Les habitants des grandes métropoles, harcelés par toutes les formes de la pauvreté mendiante ne s’habillent pas de bissus, ils ne festoient pas chaque jour, ils ont le plus souvent une charge familiale, parfois un malade à soutenir… Non, ils ne sont pas des riches au sens où l’on entend ce terme dans l’Évangile. Ceux qui s’habillent aujourd’hui de bissus et de lin et festoient chaque jour vivent soigneusement protégés, ils ont des gardes du corps, des portes blindées, des villas clôturées. Ils voyagent dans des hôtels quatre étoiles à la porte desquels les mendiants ne sont pas autorisés à rester.

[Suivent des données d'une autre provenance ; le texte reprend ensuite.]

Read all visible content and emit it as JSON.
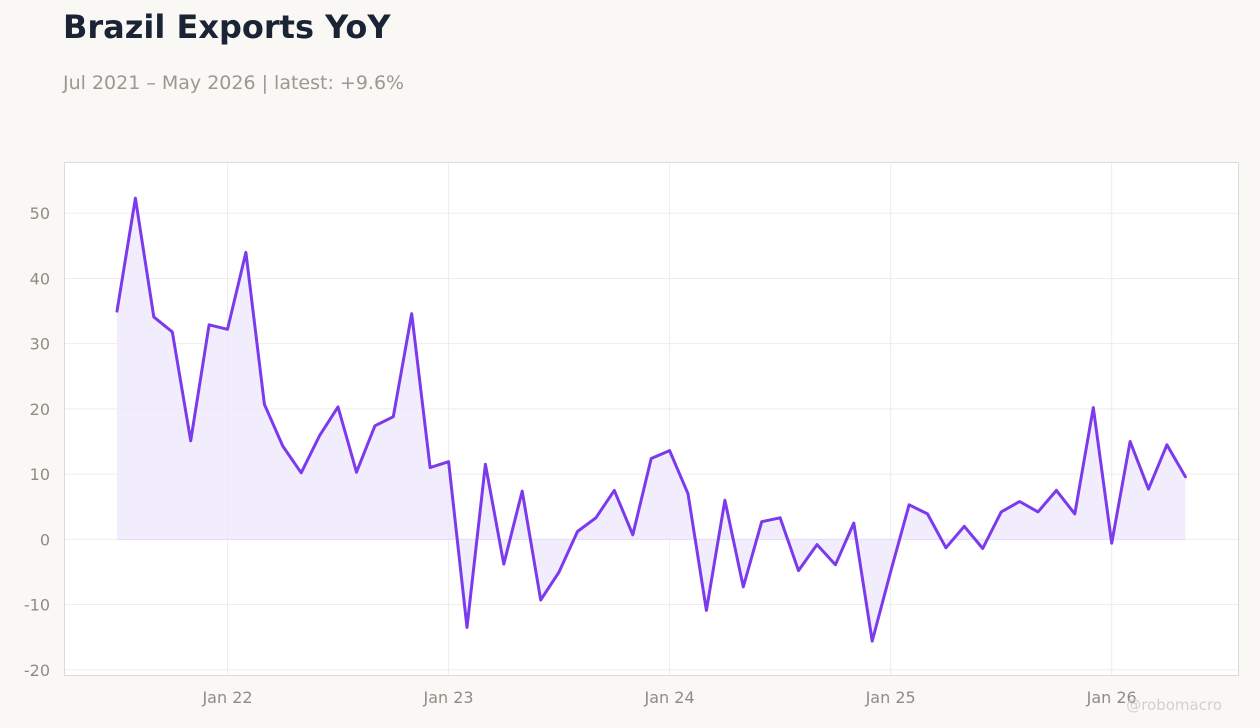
{
  "header": {
    "title": "Brazil Exports YoY",
    "subtitle": "Jul 2021 – May 2026 | latest: +9.6%"
  },
  "watermark": "@robomacro",
  "colors": {
    "background": "#f9f8f5",
    "plot_background": "#ffffff",
    "line": "#7c3aed",
    "fill": "#efe8fd",
    "grid": "#eeede9",
    "title": "#1b2434",
    "muted_text": "#9a9890"
  },
  "chart_data": {
    "type": "area",
    "title": "Brazil Exports YoY",
    "subtitle": "Jul 2021 – May 2026 | latest: +9.6%",
    "xlabel": "",
    "ylabel": "",
    "x_start": "2021-07",
    "x_end": "2026-05",
    "x_ticks": [
      "2022-01",
      "2023-01",
      "2024-01",
      "2025-01",
      "2026-01"
    ],
    "x_tick_labels": [
      "Jan 22",
      "Jan 23",
      "Jan 24",
      "Jan 25",
      "Jan 26"
    ],
    "y_ticks": [
      -20,
      -10,
      0,
      10,
      20,
      30,
      40,
      50
    ],
    "ylim": [
      -20.8,
      57.7
    ],
    "grid": true,
    "legend": "none",
    "series": [
      {
        "x": [
          "2021-07",
          "2021-08",
          "2021-09",
          "2021-10",
          "2021-11",
          "2021-12",
          "2022-01",
          "2022-02",
          "2022-03",
          "2022-04",
          "2022-05",
          "2022-06",
          "2022-07",
          "2022-08",
          "2022-09",
          "2022-10",
          "2022-11",
          "2022-12",
          "2023-01",
          "2023-02",
          "2023-03",
          "2023-04",
          "2023-05",
          "2023-06",
          "2023-07",
          "2023-08",
          "2023-09",
          "2023-10",
          "2023-11",
          "2023-12",
          "2024-01",
          "2024-02",
          "2024-03",
          "2024-04",
          "2024-05",
          "2024-06",
          "2024-07",
          "2024-08",
          "2024-09",
          "2024-10",
          "2024-11",
          "2024-12",
          "2025-01",
          "2025-02",
          "2025-03",
          "2025-04",
          "2025-05",
          "2025-06",
          "2025-07",
          "2025-08",
          "2025-09",
          "2025-10",
          "2025-11",
          "2025-12",
          "2026-01",
          "2026-02",
          "2026-03",
          "2026-04",
          "2026-05"
        ],
        "values": [
          35.0,
          52.3,
          34.1,
          31.8,
          15.1,
          32.9,
          32.2,
          44.0,
          20.7,
          14.3,
          10.2,
          15.9,
          20.3,
          10.3,
          17.4,
          18.8,
          34.6,
          11.0,
          11.9,
          -13.5,
          11.5,
          -3.8,
          7.4,
          -9.3,
          -5.0,
          1.2,
          3.3,
          7.5,
          0.7,
          12.4,
          13.6,
          7.0,
          -10.9,
          6.0,
          -7.3,
          2.7,
          3.3,
          -4.8,
          -0.8,
          -3.9,
          2.5,
          -15.6,
          -5.0,
          5.3,
          3.9,
          -1.3,
          2.0,
          -1.4,
          4.2,
          5.8,
          4.2,
          7.5,
          3.9,
          20.2,
          -0.6,
          15.0,
          7.7,
          14.5,
          9.6
        ]
      }
    ]
  }
}
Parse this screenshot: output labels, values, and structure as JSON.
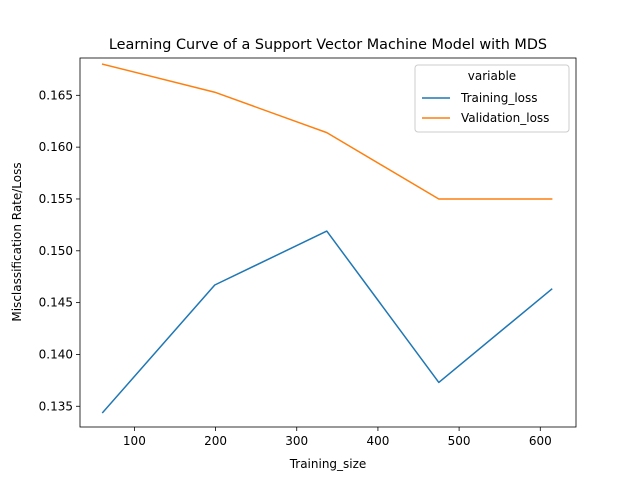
{
  "chart_data": {
    "type": "line",
    "title": "Learning Curve of a Support Vector Machine Model with MDS",
    "xlabel": "Training_size",
    "ylabel": "Misclassification Rate/Loss",
    "xlim": [
      33,
      644
    ],
    "ylim": [
      0.133,
      0.1686
    ],
    "xticks": [
      100,
      200,
      300,
      400,
      500,
      600
    ],
    "yticks": [
      0.135,
      0.14,
      0.145,
      0.15,
      0.155,
      0.16,
      0.165
    ],
    "grid": false,
    "legend": {
      "title": "variable",
      "position": "top-right"
    },
    "x": [
      61,
      199,
      337,
      475,
      614
    ],
    "series": [
      {
        "name": "Training_loss",
        "color": "#1f77b4",
        "values": [
          0.1344,
          0.1467,
          0.1519,
          0.1373,
          0.1463
        ]
      },
      {
        "name": "Validation_loss",
        "color": "#ff7f0e",
        "values": [
          0.168,
          0.1653,
          0.1614,
          0.155,
          0.155
        ]
      }
    ]
  }
}
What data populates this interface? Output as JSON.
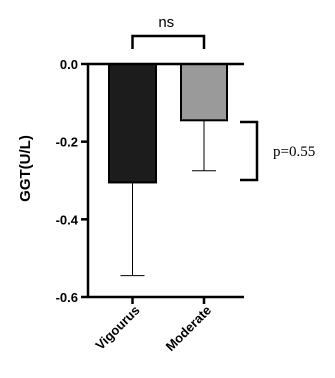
{
  "chart_data": {
    "type": "bar",
    "categories": [
      "Vigourus",
      "Moderate"
    ],
    "values": [
      -0.305,
      -0.145
    ],
    "errors": [
      0.24,
      0.13
    ],
    "ylabel": "GGT(U/L)",
    "ylim": [
      -0.6,
      0.0
    ],
    "yticks": [
      0.0,
      -0.2,
      -0.4,
      -0.6
    ],
    "ytick_labels": [
      "0.0",
      "-0.2",
      "-0.4",
      "-0.6"
    ],
    "bar_colors": [
      "#1c1c1c",
      "#9a9a9a"
    ],
    "annotations": {
      "between_bars": "ns",
      "p_value": "p=0.55"
    },
    "grid": false,
    "legend": "none"
  }
}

L’Église officielle semble avoir oublié cette grande figure de Lazare, figure paradigmatique de la pauvreté qui est aussi une figure de la vertu de force, cette vertu qui est aussi un souffle de l’Esprit et qui consiste à endurer. Lazare a connu la souffrance ici-bas, il connaît la consolation dans le sein d’Abraham. Le riche n’a pas consolé, n’a pas soulagé, il s’est gobergé dans l’insolence. Il connaît à présent la souffrance.

Rien ne dit qu’elle est éternelle.

Le riche a cinq frères. Il voudrait bien les prévenir car sans doute eux aussi vont se comporter sur le modèle du grand frère. Mais eux non plus il n’est pas possible de les prévenir : ils ont Moïse et les prophètes. Qu’ils les écoutent.

Le message est clair et il vient de la bouche du Seigneur lui-même. L’entend-t-on répercuté dans nos paroisses, dans nos structures chrétiennes ?

Y a t-il un mystère de la pauvreté ? Oui. Et il est solidaire de ce mystère de l’iniquité que la raison ne peut affronter sans risquer de s’y briser, ce péché du monde qui augmente avec le poids de l’histoire, comme l’avait vu saint Augustin. Il y aura donc toujours des pauvres, l’âme chrétienne en demeure inconsolable. Et si elle peut trouver, dans la nuit de la prière, quelque étrange et énigmatique réponse, de ce mystère, seule la croix peut rendre compte de manière plénière.